I try and I found a proof but I'm not sure$:$
If replace $(a,b,c)$ by $(-a,-b,-c)$ we get the same inequality.
So we may assume $a+b+c\geqslant 0$ (because if $a+b+c<0$ we can let $a=-x,b=-y,c=-z$ where $x+y+z \geqslant 0$ and the inequality is same!)
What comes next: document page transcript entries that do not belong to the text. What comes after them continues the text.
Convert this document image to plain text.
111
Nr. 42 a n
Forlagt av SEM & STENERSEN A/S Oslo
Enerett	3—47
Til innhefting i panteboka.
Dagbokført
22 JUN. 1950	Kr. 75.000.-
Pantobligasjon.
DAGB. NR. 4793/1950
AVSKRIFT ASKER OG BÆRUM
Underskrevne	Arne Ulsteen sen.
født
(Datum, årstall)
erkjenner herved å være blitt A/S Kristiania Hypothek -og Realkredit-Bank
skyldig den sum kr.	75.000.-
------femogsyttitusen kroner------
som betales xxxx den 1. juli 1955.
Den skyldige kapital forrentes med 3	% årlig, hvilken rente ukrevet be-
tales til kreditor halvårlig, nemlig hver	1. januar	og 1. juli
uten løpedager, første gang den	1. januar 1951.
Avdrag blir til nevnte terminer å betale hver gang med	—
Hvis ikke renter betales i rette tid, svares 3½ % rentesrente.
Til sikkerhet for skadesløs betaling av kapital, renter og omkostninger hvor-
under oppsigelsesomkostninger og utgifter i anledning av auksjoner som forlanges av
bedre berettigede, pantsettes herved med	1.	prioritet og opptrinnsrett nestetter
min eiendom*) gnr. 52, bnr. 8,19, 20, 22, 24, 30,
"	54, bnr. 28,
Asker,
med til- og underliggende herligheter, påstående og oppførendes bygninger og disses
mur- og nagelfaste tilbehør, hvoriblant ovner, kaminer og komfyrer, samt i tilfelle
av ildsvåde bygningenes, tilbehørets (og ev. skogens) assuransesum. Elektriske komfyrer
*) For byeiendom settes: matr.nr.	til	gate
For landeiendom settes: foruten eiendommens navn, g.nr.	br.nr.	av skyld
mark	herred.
Let $a+b+c=1,ab+bc+ca=\dfrac{1-t^2}{3} \quad (t\geqslant 0), r=abc.$ Need to prove$:$
$$f(r) =81\,{r}^{2}-15\,r+\dfrac{4}{9} \left( t-1 \right) ^{2} \left( t+1 \right) ^{2
}\geqslant 0.$$
It's easy to see, when $r$ increase then $f(r)$ decrease. Since $r\leqslant \dfrac{1}{27} \left( 2\,t+1 \right) \left( t-1\right) ^{2} \quad$(see here). We get$:$
$$f(r)\geqslant f\Big(\dfrac{1}{27} \left( 2\,t+1 \right) \left( t-1\right) ^{2}\Big)=\dfrac{1}{9} {t}^{2} \left( 2\,t-1 \right) ^{2} \left( t-1 \right) ^{2} \geqslant 0.$$
Done.
Could you check it for me? Who have a proof for $a,b,c \in \mathbb{R}$?
Best Answer
For $a,\,b,\,c$ are real numbers. We have $$(a+b+c)^2 =(|a+b+c|)^2 \leqslant (|a|+|b|+|c|)^2,$$ $$\frac{a+b+c}{abc}=\frac{1}{ab}+\frac{1}{bc}+\frac{1}{ca} \leqslant \left |\frac{1}{ab} \right |+\left |\frac{1}{bc} \right |+\left |\frac{1}{ca} \right |=\frac{|a|+|b|+|c|}{|a||b||c|}.$$ So, we need to prove $$4\left(\dfrac{1}{|a|^2}+\dfrac{1}{|b|^2}+\dfrac{1}{|c|^2} \right)+\dfrac{81}{(|a|+|b+|c|)^2} \geqslant \frac{7(|a|+|b|+|c|)}{|a||b||c|}.$$ Now, replace $(|a|,|b|,|c|) \to (a,b,c)$ then $a,b,c \geqslant 0.$ The inequality become $$4\left(\dfrac{1}{a^2}+\dfrac{1}{b^2}+\dfrac{1}{c^2}\right)+\dfrac{81}{(a+b+c)^2}\geqslant{\dfrac {7(a+b+c)}{abc}}.$$ This is the original inequality.